DescriptionAlveolar soft part sarcoma is an unusual tumor with highly characteristic histopathology and ultrastructure, controversial histogenesis, and enigmatic clinical behavior (Lieberman et al., 1989; Ordonez, 1999). The typical histology of ASPS shows well-defined nests of cells with abundant pink cytoplasm. The loss of central cohesion produces a pseudoalveolar appearance (Ladanyi et al., 2001).
Clinical FeaturesMost cases of ASPS occur in the second and third decade of life, with a slight female predilection (Ordonez, 1999). ASPS usually involves the muscle and deep soft tissues of the extremities, but has also been reported in tissues where skeletal muscle is absent. Ultrastructural analysis shows secretory-like granules and, in about half of cases, characteristic rectangular or rhomboid crystalline cytoplasmic deposits of unknown composition (Ordonez, 1999). Distant metastases are common but often indolent. Although prolonged survival is possible even in patients with metastases, the long-term disease-specific mortality is high (Lieberman et al., 1989).
Clinical ManagementThe treatment for ASPS is primarily surgical (Lieberman et al., 1989).
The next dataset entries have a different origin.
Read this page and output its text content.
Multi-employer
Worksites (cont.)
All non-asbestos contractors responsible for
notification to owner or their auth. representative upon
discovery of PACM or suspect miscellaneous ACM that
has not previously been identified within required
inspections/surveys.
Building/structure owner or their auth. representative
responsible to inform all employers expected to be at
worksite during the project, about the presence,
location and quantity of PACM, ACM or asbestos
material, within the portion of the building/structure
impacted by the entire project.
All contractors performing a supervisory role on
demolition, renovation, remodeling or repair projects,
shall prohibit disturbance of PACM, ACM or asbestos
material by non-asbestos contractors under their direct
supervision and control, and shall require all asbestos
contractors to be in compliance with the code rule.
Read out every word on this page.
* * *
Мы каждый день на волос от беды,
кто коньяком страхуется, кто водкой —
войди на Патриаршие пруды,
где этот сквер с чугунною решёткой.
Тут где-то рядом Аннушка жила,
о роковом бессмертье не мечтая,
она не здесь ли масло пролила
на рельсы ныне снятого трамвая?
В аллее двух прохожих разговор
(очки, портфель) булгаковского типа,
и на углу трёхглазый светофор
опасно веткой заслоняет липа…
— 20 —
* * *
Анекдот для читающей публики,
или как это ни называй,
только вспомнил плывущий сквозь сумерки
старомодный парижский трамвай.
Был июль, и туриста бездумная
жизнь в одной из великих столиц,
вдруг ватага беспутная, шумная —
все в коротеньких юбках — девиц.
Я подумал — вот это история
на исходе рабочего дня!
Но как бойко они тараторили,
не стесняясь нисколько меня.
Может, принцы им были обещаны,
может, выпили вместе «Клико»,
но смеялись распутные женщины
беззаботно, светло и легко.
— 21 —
CytogeneticsCytogenetic studies identified a recurrent der(17) due to a nonreciprocal t(X;17)(p11.2;q25) in cases of ASPS (Joyama et al., 1999).
Molecular GeneticsLadanyi et al. (2001) detected an ASPSCR1/TFE3 fusion transcript in all 12 ASPS cases studied. The ASPSCR1/TFE3 fusion replaces the N-terminal portion of TFE3 by the fused ASPSCR1 sequences, while retaining the TFE3 DNA-binding domain, implicating transcriptional deregulation in the pathogenesis of ASPS.